The people responsible for CLIP Benchmark have published benchmarking results for a wide variety of models and configuarations in [this csv](https://github.com/LAION-AI/CLIP_benchmark/blob/main/benchmark/benchmark.csv).

For simplicity, we show the comparsion below:

+ `image_retrieval_recall@5`: use text queries to find top 5 similar images.
+ `text_retrieval_recall@5`: use image to find top 5 similar text.

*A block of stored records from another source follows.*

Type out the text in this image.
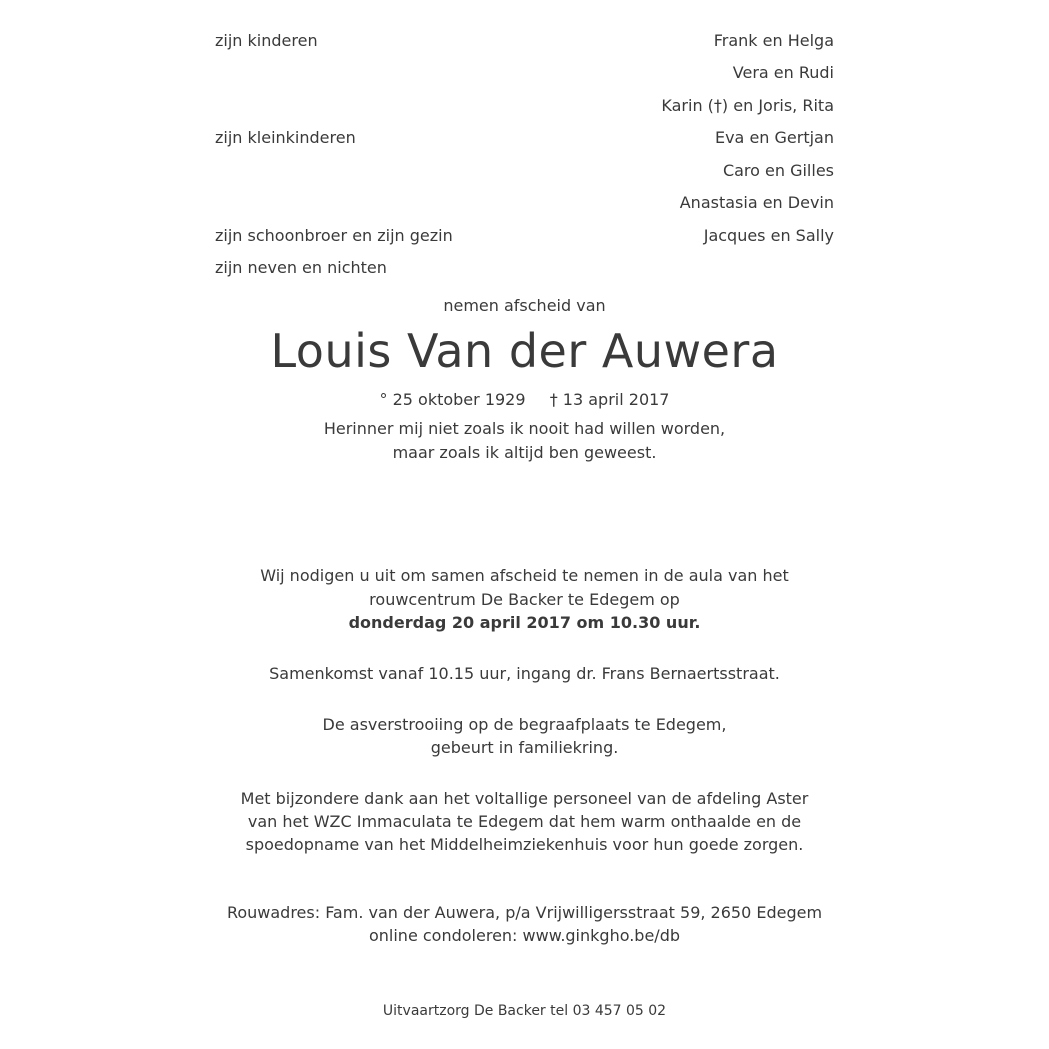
zijn kinderen	Frank en Helga
Vera en Rudi
Karin (†) en Joris, Rita
zijn kleinkinderen	Eva en Gertjan
Caro en Gilles
Anastasia en Devin
zijn schoonbroer en zijn gezin	Jacques en Sally
zijn neven en nichten
nemen afscheid van
Louis Van der Auwera
° 25 oktober 1929 † 13 april 2017
Herinner mij niet zoals ik nooit had willen worden,
maar zoals ik altijd ben geweest.
Wij nodigen u uit om samen afscheid te nemen in de aula van het
rouwcentrum De Backer te Edegem op
donderdag 20 april 2017 om 10.30 uur.
Samenkomst vanaf 10.15 uur, ingang dr. Frans Bernaertsstraat.
De asverstrooiing op de begraafplaats te Edegem,
gebeurt in familiekring.
Met bijzondere dank aan het voltallige personeel van de afdeling Aster
van het WZC Immaculata te Edegem dat hem warm onthaalde en de
spoedopname van het Middelheimziekenhuis voor hun goede zorgen.
Rouwadres: Fam. van der Auwera, p/a Vrijwilligersstraat 59, 2650 Edegem
online condoleren: www.ginkgho.be/db
Uitvaartzorg De Backer tel 03 457 05 02
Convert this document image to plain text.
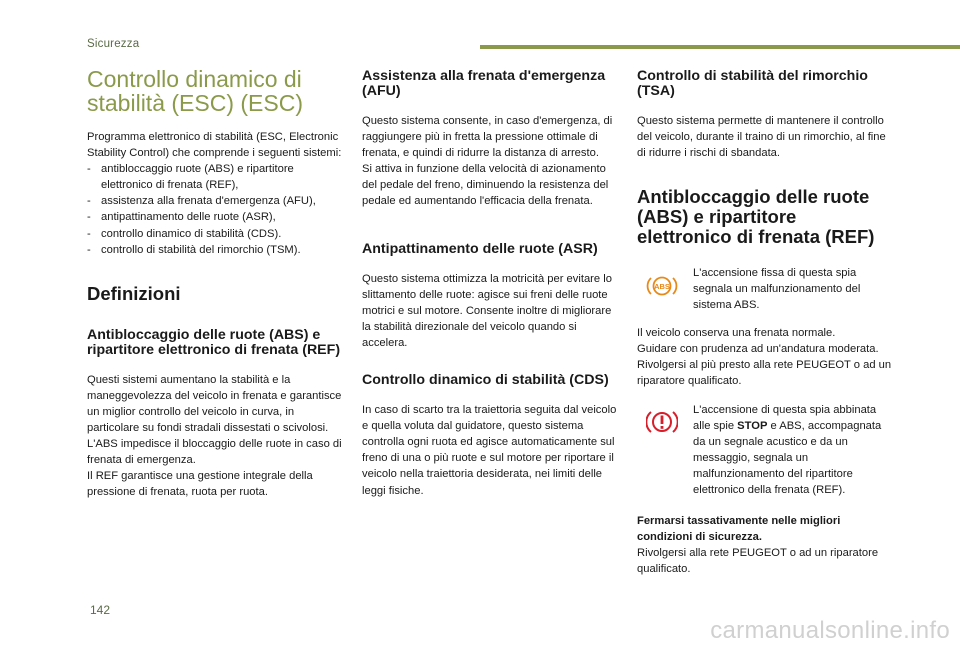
Sicurezza
Controllo dinamico di stabilità (ESC) (ESC)

Programma elettronico di stabilità (ESC, Electronic Stability Control) che comprende i seguenti sistemi:

- antibloccaggio ruote (ABS) e ripartitore elettronico di frenata (REF),
- assistenza alla frenata d'emergenza (AFU),
- antipattinamento delle ruote (ASR),
- controllo dinamico di stabilità (CDS).
- controllo di stabilità del rimorchio (TSM).
Definizioni
Antibloccaggio delle ruote (ABS) e ripartitore elettronico di frenata (REF)

Questi sistemi aumentano la stabilità e la maneggevolezza del veicolo in frenata e garantisce un miglior controllo del veicolo in curva, in particolare su fondi stradali dissestati o scivolosi.

L'ABS impedisce il bloccaggio delle ruote in caso di frenata di emergenza.

Il REF garantisce una gestione integrale della pressione di frenata, ruota per ruota.

Assistenza alla frenata d'emergenza (AFU)

Questo sistema consente, in caso d'emergenza, di raggiungere più in fretta la pressione ottimale di frenata, e quindi di ridurre la distanza di arresto.

Si attiva in funzione della velocità di azionamento del pedale del freno, diminuendo la resistenza del pedale ed aumentando l'efficacia della frenata.

Antipattinamento delle ruote (ASR)

Questo sistema ottimizza la motricità per evitare lo slittamento delle ruote: agisce sui freni delle ruote motrici e sul motore. Consente inoltre di migliorare la stabilità direzionale del veicolo quando si accelera.

Controllo dinamico di stabilità (CDS)

In caso di scarto tra la traiettoria seguita dal veicolo e quella voluta dal guidatore, questo sistema controlla ogni ruota ed agisce automaticamente sul freno di una o più ruote e sul motore per riportare il veicolo nella traiettoria desiderata, nei limiti delle leggi fisiche.

Controllo di stabilità del rimorchio (TSA)

Questo sistema permette di mantenere il controllo del veicolo, durante il traino di un rimorchio, al fine di ridurre i rischi di sbandata.

Antibloccaggio delle ruote (ABS) e ripartitore elettronico di frenata (REF)
ABS

L'accensione fissa di questa spia segnala un malfunzionamento del sistema ABS.

Il veicolo conserva una frenata normale.

Guidare con prudenza ad un'andatura moderata.

Rivolgersi al più presto alla rete PEUGEOT o ad un riparatore qualificato.

L'accensione di questa spia abbinata alle spie STOP e ABS, accompagnata da un segnale acustico e da un messaggio, segnala un malfunzionamento del ripartitore elettronico della frenata (REF).

Fermarsi tassativamente nelle migliori condizioni di sicurezza.

Rivolgersi alla rete PEUGEOT o ad un riparatore qualificato.

142
carmanualsonline.info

| model                            | dataset       | imageRecall@5(zero-shot) | textRecall@5(zero-shot) | imageRecall@5(fine-tuned) | textRecall@5(fine-tuned) |
|----------------------------------|---------------|-------------------|----------------------|---------|-------------|
| ViT-B-32#openai                  | flickr8k      |0.5319737792015076 | 0.6991719007492065   |0.8537999987602234| 0.9100000262260437 |

Apart from that, we have done some extensive experiments on three datasets, these are the results we get:


| model                            | dataset       | imageRecall@5(zero-shot) | textRecall@5(zero-shot) | imageRecall@5(fine-tuned) | textRecall@5(fine-tuned) |
|----------------------------------|---------------|-------------------|----------------------|---------|-------------|
| ViT-B-32#openai                  | flickr8k      |0.5319737792015076 | 0.6991719007492065   |0.8651999831199646| 0.9079999923706055 |
| ViT-B-16-plus-240                | flickr8k      |0.6441478133201599 | 0.7916203141212463   |0.8784000277519226| 0.9200000166893005 |
| ViT-B-32-quickgelu#laion400m_e32 | flickr8k      |0.5787171125411987 | 0.7392163872718811   |0.849399983882904 | 0.9020000100135803 |
| ViT-B-32#openai                  | flickr30k     |0.8338000178337097 | 0.9490000009536743   |0.9016000032424927| 0.9480000138282776 |
| ViT-B-16-plus-240                | flickr30k     |0.8894000053405762 | 0.9710000157356262   |0.9169999957084656| 0.9710000157356262 |
| ViT-B-32-quickgelu#laion400m_e32 | flickr30k     |0.8546000123023987 | 0.9409999847412109   |0.8715999722480774| 0.9290000200271606 |
| ViT-B-32#openai                  | coco captions |0.5584565997123718 | 0.748199999332428    |0.6546581387519836| 0.7454000115394592 |
| ViT-B-16-plus-240                | coco captions |0.6620951890945435 | 0.8101999759674072   |0.7120751738548279| 0.8136000037193298 |
| ViT-B-32-quickgelu#laion400m_e32 | coco captions |0.6084766387939453 | 0.7675999999046326   |0.6713714599609375| 0.7635999917984009 |

Our Finetuner hyper-parameters were: `learning_rate: 1e-6`, `epochs: 5`, `optimizer: Adam`.